Monarchy has been the understated fixture of the year. Yet its most relevant aspect has been its least understood – monarchy, when it is properly instituted, provides a divided society with the opportunity for renewal and revitalisation.
Modern sensibilities would have us believe that contemporary democratic institutions are the natural way of the world, a world that began no earlier than the early 20th century. History however, began far earlier than 1919. Indeed, the 1919 shift from the great monarchies to modern democratic representative government was rather rapid and jarring – far too rapid and jarring to break the hold of monarchy on the human mind.
The modern viewpoint does have some truth to it. Democracy is natural, is original insofar as initial political order likely was democratic. The loya jirga of the Pashtun, the kurultai of the Turko-Mongol, and the Thing of Germanic traditions are all reasonably similar – in each case, a reasonable number of individuals, albeit with a restricted franchise was allowed to participate in political affairs as equals. Monarchy, in turn, was the first evolution of political order. It marked the transition from small political units to organised pseudo-states capable of war and conquest. It is entirely unsurprising that, with the collapse of the Roman Empire, and with it the dissolution of the first bureaucratic state in world history at scale, Europe transitioned first to pseudo-democracies and tribal monarchies, and then to a patchwork feudal system centred upon the ownership of land as the source of sovereign power.
Kingdoms and empires did collapse in 1919 – Austria-Hungary, Germany, Russia, and in 1922 the Ottomans – but the political systems that emerged from each monarchy were dark reflections of their antecedents. Marxist-Leninism combined the absolute power of the Tsar with the mechanistic psychosis of the desk. The Stalinist state in particular was viper-like, striking out at the body politic to cower it in constant fear, generating a process of intense psychosis among the population. Hitlerite Germany, meanwhile, stemmed in part from the Kaiserreich’s transition to wartime dictatorship under Hindenburg and Ludendorff. Ataturk sought a conscious break from the Ottoman state by accelerating its centralisation of power, conducting a process of religious erasure that continued until this century. Moreover, if the geographical and temporal horizon is expanded, two other empires collapsed, the Chinese Qing Dynasty in 1911, and the Iranian Qajar Dynasty in 1921. Although Iran nominally remained imperial until the 1979 Revolution, Reza Khan, later Reza Shah Pahlavi, was a monarch akin to Louis-Napoleon, a military officer who seized power in a de facto coup. In each case, monarchical power was refracted through non-monarchical institutions, creating a hybrid with obvious excesses.

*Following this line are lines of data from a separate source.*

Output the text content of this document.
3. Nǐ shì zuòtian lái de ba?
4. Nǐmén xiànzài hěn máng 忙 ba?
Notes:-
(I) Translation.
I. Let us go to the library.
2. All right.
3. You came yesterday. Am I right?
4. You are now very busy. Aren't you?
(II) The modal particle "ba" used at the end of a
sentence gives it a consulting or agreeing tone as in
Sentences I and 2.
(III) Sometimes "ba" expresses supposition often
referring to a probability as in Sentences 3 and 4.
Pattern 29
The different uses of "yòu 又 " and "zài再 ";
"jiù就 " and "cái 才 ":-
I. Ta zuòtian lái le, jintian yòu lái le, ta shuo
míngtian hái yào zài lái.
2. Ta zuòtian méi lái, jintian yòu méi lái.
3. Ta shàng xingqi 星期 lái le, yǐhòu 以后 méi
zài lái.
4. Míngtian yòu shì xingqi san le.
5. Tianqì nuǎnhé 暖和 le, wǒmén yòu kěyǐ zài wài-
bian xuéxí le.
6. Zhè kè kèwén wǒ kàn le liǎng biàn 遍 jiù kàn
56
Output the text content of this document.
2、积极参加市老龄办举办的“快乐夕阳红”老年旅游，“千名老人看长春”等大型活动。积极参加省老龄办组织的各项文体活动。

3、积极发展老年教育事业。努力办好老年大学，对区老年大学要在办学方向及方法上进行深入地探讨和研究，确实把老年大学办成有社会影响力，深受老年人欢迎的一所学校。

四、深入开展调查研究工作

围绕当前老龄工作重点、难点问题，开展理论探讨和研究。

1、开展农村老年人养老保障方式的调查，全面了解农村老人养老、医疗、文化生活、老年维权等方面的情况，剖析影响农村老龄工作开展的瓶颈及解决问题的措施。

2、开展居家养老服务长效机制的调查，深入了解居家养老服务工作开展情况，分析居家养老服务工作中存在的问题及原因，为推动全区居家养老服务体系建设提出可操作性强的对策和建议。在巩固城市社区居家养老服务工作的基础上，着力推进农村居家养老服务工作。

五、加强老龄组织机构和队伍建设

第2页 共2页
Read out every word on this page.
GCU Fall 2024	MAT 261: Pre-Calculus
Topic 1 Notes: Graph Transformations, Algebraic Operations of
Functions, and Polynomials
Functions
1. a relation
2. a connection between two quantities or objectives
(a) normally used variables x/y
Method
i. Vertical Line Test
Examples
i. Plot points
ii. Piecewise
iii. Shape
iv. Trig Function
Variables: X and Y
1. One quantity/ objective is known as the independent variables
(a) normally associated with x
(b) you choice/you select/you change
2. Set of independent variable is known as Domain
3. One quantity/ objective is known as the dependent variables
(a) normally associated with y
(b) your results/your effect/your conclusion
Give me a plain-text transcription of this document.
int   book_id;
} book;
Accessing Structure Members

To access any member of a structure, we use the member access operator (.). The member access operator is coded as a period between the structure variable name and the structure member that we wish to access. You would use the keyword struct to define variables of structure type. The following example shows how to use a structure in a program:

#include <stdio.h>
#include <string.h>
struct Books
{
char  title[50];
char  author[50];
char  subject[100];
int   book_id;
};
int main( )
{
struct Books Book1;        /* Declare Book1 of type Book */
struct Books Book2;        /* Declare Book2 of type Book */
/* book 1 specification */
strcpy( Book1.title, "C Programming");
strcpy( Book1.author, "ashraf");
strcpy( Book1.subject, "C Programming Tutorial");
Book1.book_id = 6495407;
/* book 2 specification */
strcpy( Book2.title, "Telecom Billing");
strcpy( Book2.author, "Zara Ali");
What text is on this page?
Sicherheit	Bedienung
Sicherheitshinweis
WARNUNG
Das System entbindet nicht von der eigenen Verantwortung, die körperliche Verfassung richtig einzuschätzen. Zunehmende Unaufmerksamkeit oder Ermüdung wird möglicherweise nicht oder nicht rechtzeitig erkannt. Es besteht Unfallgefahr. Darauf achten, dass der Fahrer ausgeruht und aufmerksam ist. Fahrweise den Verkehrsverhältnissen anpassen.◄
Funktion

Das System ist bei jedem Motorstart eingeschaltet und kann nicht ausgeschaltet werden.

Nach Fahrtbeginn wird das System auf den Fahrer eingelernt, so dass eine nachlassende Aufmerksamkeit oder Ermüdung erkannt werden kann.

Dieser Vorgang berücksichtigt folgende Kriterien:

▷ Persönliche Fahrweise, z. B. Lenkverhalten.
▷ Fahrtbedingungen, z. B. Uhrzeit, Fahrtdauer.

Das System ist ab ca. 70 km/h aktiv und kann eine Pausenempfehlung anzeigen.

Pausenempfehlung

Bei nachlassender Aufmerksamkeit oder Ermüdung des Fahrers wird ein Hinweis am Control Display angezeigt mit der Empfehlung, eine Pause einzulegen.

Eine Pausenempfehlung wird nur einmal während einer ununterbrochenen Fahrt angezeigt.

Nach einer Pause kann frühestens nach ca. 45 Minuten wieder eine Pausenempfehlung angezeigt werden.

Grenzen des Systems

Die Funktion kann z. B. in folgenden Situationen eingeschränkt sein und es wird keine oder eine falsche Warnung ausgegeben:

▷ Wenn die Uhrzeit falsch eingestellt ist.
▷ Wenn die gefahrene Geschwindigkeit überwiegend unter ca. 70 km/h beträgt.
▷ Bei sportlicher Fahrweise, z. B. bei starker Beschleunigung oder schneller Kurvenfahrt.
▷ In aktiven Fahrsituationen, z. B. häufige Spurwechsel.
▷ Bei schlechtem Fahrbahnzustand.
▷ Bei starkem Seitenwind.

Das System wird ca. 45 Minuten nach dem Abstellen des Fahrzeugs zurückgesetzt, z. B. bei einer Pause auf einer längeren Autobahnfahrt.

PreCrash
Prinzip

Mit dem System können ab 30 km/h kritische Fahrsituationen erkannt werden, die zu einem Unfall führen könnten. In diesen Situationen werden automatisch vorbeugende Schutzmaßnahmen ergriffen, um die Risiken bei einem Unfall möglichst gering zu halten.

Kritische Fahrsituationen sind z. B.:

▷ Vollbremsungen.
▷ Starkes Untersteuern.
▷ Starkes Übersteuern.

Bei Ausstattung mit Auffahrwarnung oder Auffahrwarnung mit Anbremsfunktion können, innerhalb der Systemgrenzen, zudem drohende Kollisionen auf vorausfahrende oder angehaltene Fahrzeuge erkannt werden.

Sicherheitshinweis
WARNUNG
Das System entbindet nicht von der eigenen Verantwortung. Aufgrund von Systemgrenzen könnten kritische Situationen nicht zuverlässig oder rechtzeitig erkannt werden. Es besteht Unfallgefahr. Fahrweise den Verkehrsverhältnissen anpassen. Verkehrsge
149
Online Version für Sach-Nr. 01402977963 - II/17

Libya’s monarchical past is unique by comparison. The modern Libyan state came into existed in 1951, some 25 years after the collapse of the European monarchies. But it never replicated the structures and mores of the Arab world’s other monarchies, either installed by Western powers or as functional tribal leaders. Rather, the Libyan state is part-and-parcel with the Senussi, the religious-political order that brought structure and social sanity to Libyan North Africa. Before their arrival, Libya was a hotbed for the slave trade, one of the Barbary Corsairs’ last outposts, and effectively ungoverned and therefore non-commercial. The Senussi, over a century, built up Libyan social and cultural institutions and defended this nascent political order, fighting the colonial powers that carved up Africa elsewhere.
The formalisation of Libyan monarchy in 1951, as a constitutional monarchy presiding over a parliamentary democracy, was therefore the institution of a Libyan state, the structures of which had existed for around a century.
Qaddafi’s coup in 1969 stole from Libyans their first opportunity to join the family of nations. The Libyan regime was a Westernised fad, an imagined reproduction of an Arab dictatorship, complete with the Colonel’s tribal dress and virgin guards. It was a performative reflection of Arab identity, one that connected well enough with Western academics that Joseph Nye, the Harvard-tenured Ur-Mandarin whose thesis on “soft power” still enamours the American centre-left, met Qaddafi twice before the 2011 Revolution.
Libya has a remarkable opportunity, one that is unlikely to come again. It can rejoin the community of nations and forge an authentic path for itself. This opportunity is possible only because of the leadership of Mohammed El Senussi, the Libyan Crown Prince. Engaged in Libyan politics since 1992 Prince Mohammed has more recently built connections with every armed group and political faction of note in Libya. He is active and practical, respected and credible. He can create a structure within which Libya’s fragile political system, scarred by vicious civil war and decades of Qaddafi’s savagery, can heal and rebuild.
Prince Mohammed’s 24 December Address, delivered on Libya’s Independence Day, is a Libyan and worldwide call to action. Libyans should, and almost certainly will, heed his remarks to accept political diversity and engage in a constructive reconstitution process. The international community must do so as well, applying the full weight of its economic and diplomatic tools behind an inclusive political process, framed by Mohammed El Senussi’s leadership. The risks of renewed civil war are simply too high to forego this opportunity.